Saraç'ın oğlu Prof. Dr. Yekta Saraç, AA muhabirine yaptığı açıklamada, babasının 1929 yılında Tokat'ın Erbaa ilçesinin Tanoba köyünde ilim irfan yuvası bir ailenin çocuğu olarak dünyaya geldiğini ve hafızlığını 10 yaşında tamamladığını söyledi.
"Hafızlığını saklanarak zor şartlar altında tamamladı"

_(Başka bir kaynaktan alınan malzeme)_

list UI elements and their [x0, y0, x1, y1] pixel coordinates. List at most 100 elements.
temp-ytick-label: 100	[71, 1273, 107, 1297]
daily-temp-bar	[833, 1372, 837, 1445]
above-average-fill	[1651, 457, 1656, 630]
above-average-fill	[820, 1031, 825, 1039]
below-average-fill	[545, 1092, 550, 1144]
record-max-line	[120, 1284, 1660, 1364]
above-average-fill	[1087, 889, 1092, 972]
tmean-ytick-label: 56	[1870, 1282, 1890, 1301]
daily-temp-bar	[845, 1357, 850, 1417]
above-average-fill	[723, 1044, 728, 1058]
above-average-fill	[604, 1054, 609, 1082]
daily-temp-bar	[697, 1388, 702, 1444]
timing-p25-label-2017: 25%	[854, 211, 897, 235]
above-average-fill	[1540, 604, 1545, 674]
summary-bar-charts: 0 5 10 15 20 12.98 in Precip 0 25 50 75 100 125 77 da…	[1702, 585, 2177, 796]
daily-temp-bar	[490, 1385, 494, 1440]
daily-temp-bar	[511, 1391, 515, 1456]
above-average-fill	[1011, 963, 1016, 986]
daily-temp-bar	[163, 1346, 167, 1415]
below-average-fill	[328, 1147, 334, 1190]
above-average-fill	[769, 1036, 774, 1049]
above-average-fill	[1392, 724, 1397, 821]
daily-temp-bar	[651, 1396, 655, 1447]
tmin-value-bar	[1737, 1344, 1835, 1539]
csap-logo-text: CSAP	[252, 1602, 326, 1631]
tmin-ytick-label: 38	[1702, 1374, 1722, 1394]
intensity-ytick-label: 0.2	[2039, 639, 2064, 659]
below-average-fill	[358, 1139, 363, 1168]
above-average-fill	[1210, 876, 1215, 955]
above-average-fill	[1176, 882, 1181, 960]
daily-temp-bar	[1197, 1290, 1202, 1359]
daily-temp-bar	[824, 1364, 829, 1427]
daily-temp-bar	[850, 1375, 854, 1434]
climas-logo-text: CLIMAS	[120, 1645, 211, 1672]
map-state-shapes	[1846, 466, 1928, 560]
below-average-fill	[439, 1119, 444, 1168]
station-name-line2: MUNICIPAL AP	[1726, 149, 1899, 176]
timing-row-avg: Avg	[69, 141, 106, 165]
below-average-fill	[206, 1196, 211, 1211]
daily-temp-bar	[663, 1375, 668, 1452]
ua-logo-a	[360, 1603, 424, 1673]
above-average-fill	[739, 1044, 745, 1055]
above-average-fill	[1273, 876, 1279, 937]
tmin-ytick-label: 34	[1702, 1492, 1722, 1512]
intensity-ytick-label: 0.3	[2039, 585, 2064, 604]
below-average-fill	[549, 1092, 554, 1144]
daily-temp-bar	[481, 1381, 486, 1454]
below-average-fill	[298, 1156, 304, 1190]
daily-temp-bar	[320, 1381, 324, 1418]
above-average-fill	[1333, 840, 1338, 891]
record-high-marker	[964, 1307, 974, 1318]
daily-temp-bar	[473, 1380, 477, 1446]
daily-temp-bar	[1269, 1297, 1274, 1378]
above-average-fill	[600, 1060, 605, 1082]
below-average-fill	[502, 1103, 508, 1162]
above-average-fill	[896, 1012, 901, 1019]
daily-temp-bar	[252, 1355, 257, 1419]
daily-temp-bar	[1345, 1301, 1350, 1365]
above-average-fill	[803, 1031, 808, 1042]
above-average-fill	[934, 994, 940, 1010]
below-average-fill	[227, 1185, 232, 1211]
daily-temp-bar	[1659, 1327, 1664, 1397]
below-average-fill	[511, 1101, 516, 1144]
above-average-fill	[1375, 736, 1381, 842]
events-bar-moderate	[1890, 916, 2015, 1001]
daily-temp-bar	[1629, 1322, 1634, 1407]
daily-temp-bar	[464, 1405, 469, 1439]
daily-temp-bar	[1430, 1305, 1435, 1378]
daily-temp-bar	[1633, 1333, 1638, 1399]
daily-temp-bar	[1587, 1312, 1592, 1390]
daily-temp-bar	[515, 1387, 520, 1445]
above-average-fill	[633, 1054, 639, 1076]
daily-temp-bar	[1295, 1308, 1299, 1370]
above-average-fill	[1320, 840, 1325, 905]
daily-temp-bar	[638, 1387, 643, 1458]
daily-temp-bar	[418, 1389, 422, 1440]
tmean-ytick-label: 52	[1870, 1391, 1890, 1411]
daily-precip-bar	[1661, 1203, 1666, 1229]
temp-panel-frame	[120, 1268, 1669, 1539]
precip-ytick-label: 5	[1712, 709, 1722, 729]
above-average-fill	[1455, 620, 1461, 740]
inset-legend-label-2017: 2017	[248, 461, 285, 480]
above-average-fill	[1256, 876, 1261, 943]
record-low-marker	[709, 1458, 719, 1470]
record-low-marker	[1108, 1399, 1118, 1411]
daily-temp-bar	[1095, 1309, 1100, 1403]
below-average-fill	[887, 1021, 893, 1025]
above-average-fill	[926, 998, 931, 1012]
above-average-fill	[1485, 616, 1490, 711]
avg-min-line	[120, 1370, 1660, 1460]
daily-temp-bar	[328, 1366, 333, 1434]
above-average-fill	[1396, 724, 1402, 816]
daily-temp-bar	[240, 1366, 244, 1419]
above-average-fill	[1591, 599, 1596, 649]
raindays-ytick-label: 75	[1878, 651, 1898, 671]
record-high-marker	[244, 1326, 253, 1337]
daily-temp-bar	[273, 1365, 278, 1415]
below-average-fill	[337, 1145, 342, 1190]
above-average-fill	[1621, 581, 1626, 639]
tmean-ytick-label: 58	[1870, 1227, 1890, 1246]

Babasının hafızlığını saklanarak zor şartlar altında tamamladığını ve 1943'te dini tahsil için İstanbul'a geldiğini aktaran Saraç, hocalarının yönlendirmesiyle 1950'de Mısır'a giden babasının burada liseyi, daha sonra El-Ezher Üniversitesinde Külliyetüşşeria Fakültesini bitirdiğini ifade etti.
Babasının o dönemde Mısır'ın önemli ulemasından ders aldığını anlatan Saraç, "Fakültede aldığı derslerle de yetinmiyordu. O dönemde, son şeyhülislam Mustafa Sabri Efendi, ders vekili allame Zahidü'l-Kevseri, Yozgatlı İhsan Efendi'den ders almıştır. Zahidü'l-Kevseri'den aldığı icazet için, 'Ezher'den aldığım diplomadan daha değerlidir benim için.' derdi. Zahidü'l-Kevseri'nin İslam dünyasında verdiği en son icazet, babama verdiği icazettir."
"Vefatının bir gün öncesine kadar dersten, kitaptan kopmadı"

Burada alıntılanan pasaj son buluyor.